A Facebook post grabbed my attention last week. It was an August 29 letter from Trappist nuns in Syria to President Obama. But was it real? I used the opportunity to model for my Global and Cultural Perspectives class efforts to authenticate sources.
The letter claimed to be from Trappists nuns living in Syria. Trappists are contemplatives, living in monasteries and filling their days with work and prayer. Thomas Merton was a Trappist and wrote of their understanding of contemplation: “In our age everything has to be a ‘problem.’ Ours is a time of anxiety because we have willed it to be so. Our anxiety is not imposed on us by force from outside. We impose it on our world and upon one another from within ourselves… We are not meant to resolve all contradictions but to live with them and rise above them and see them in the light of exterior and objective values which make them trivial by comparison.”
Locally, near me, are two Byzantine Carmelites who live in Aliquippa and a small community of Benedictine nuns at St. Emma’s Retreat House (you may be surprised to find a few surprisingly present monasteries near you). The history of contemplative monasteries is one of the oldest in human tradition. The nuns in Syria moved into an abandoned 6th century monastery and rebuilt it. Traditionally, a nun is a contemplative that stays in the monastery, and a sister is an active ‘contemplative in the world.’ While my heart’s call is to that active contemplation, I have found that monasteries are an excellent place to retreat to. They are quiet sacred spaces that allow the waves of distraction to grow still. Standing in them you can contemplate direction, meaning and purpose away from the storm.

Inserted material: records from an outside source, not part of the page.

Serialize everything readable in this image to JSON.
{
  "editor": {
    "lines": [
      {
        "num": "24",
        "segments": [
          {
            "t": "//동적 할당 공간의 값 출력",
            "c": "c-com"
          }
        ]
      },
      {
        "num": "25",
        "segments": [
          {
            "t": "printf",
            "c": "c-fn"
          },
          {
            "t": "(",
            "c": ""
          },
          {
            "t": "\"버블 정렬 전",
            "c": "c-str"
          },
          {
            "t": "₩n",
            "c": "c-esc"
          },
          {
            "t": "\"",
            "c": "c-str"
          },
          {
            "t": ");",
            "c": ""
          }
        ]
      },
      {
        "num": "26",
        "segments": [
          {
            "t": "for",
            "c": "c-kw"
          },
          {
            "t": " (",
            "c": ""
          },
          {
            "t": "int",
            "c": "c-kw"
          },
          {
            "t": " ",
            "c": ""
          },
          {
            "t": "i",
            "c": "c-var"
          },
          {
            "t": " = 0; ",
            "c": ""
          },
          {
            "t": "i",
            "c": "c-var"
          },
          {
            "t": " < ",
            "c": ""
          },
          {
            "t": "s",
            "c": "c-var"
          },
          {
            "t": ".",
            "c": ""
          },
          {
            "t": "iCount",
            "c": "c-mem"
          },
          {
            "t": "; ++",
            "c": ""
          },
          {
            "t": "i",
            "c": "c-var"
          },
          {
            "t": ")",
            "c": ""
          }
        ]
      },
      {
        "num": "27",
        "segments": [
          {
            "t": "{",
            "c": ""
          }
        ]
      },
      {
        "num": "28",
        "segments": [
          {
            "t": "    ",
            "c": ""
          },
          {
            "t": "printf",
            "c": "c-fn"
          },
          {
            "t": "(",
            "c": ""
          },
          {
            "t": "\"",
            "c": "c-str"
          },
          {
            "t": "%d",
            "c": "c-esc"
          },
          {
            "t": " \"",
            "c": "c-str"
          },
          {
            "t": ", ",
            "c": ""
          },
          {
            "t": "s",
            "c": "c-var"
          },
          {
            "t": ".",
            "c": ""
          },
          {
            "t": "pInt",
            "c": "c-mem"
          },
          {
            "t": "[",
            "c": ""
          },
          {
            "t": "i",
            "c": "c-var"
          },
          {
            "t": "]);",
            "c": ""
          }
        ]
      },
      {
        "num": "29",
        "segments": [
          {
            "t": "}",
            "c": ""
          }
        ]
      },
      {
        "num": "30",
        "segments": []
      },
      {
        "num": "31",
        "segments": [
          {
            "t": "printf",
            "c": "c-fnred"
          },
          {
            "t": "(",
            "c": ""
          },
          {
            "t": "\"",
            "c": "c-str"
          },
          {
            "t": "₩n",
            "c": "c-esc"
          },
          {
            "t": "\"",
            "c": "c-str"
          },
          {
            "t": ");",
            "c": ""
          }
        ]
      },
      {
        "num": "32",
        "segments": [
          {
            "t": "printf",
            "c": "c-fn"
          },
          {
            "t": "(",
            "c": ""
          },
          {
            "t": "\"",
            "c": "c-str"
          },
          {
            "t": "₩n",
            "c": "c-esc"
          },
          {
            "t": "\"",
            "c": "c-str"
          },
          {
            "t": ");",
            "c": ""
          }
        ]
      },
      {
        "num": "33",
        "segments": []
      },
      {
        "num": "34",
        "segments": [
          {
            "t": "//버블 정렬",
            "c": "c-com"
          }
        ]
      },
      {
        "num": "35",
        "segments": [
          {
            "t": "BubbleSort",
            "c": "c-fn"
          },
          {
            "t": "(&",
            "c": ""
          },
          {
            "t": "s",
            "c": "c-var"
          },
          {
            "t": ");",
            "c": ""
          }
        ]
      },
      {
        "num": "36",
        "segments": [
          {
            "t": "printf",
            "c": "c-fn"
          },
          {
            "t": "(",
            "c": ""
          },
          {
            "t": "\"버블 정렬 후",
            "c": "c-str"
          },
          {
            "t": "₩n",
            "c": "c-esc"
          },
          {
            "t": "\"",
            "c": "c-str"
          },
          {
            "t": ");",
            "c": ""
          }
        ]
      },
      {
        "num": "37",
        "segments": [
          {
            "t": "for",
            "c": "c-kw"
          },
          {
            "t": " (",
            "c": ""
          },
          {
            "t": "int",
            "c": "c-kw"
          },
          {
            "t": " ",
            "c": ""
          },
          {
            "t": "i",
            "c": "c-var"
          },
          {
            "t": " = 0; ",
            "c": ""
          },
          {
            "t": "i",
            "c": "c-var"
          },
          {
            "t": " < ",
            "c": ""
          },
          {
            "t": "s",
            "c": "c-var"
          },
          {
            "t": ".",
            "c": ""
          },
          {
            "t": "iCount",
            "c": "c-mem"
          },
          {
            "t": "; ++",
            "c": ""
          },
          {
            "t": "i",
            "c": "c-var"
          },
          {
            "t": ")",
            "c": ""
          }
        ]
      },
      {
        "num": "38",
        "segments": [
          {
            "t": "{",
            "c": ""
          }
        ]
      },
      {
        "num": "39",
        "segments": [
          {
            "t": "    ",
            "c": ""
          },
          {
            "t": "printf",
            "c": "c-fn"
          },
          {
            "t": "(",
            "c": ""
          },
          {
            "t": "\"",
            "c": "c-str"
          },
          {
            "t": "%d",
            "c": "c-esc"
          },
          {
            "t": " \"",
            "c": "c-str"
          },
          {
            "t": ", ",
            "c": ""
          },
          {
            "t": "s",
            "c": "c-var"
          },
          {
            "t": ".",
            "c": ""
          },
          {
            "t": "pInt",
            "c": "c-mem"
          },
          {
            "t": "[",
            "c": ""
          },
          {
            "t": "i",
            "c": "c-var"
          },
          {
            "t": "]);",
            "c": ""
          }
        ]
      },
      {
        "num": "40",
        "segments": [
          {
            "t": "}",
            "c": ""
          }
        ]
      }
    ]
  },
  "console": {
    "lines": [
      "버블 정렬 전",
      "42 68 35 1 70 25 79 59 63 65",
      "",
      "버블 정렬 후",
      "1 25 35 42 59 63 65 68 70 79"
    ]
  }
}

An internet search on Google did not uncover a website, contact, or the letter in its original form from its original source in Syria. The nuns are not native to Syria, rather they are missionaries from Italy. The Facebook post was an article in the Catholic World Report by Alessandra Nucci who lives in Italy. I wrote her a note to see if she could verify sources (this is the point where some of my student’s groaned and looked flabbergasted that I would think they should ever go to such efforts).
Alessandra wrote back from Bologna, Italy. “By profession I am a freelance journalist, and was formerly a high school teacher of English Lit. I grew up in Queens, NY in the Eisenhower/Kennedy years, and have kept up with the news and the language mainly by extensive reading. .. Currently my main employer is Milan-based financial daily Italia Oggi [217 articles].” I tried again to do a search, this time using Google in Italy and found links to her article, her book on Feminism, and several other resources. (Students were amazed to discover that the Google search engine operates differently in different countries and, some for the first time, began to question that Google provides ‘all’ the world’s information).
The Google Italia was able to link me not only to news about author Alessandra Nucci but to more details about these fascinating nuns in Syria. A video interview with Mother Agnès-Mariam revealed more about the experience and worldview of the foundress of this monastery. She is the daughter of a Palestinian who fled from Nazareth in 1948, born in Lebanon in a refugee camp and later an adolescent in the Beirut of the late Sixties. She traveled Europe as a young adult until she found herself in 1971 a Catholic Church in Copenhagen. That began a journey that brought her to enter religious vows in the Carmel of Beirut. Her interview, linked above, is interesting to watch. Her English is excellent, her political interpretations based in experience, and her opinions are ones that we can understand and sympathize with.
Her question in another news source, “Where are the parents of the children killed in the chemical attack?” is one that needs researched further. And yet, in the same interview, she states “I am not saying that no chemical agent was used in the area – it certainly was.” Her outrage is that pictures of dead children (in her opinion faked pictures of dead children) are being used to inflame outrage and quick retaliation, that stories are being fictionalized in order to reach into the religious feelings of right and wrong in all faith traditions and to fuel an impassioned sense of righteousness that will lead to quick and violent action.
I find missing, in Mother Agnes-Miriam’s arguments, why chemical weapons should create an outcry of international proportions, and what ethical demands are ignored with forgetting this as an atrocity that is greater than the sad reality of hundreds of thousands of lives lost with traditional weapons of warfare (aka Jon Stewart’s comment “You can’t use chemicals to kill your own people. You have to do it organically. America and the world want to make sure Assad only uses locally sourced free long range lead ordinance.” (The Daily Show with Jon Stewart Tue, Sep 3, 2013))
Have you taken a moment to talk to your kids (older than 5th grade) about Syria? Can they find it on a map? Do they understand what President Obama has recently said? Do they know who our Secretary of State is and what he looks like? Do they understand the history, chemistry, and biological consequences of chemical weapons? Do they question the truth of what they read and have the confidence to act on credible articulations of truth that follow the path of reasoned inquiry and ethical demands?
May we grow a generation where reason prevails, justice is served, and the seeds of peace are sown and nurtured.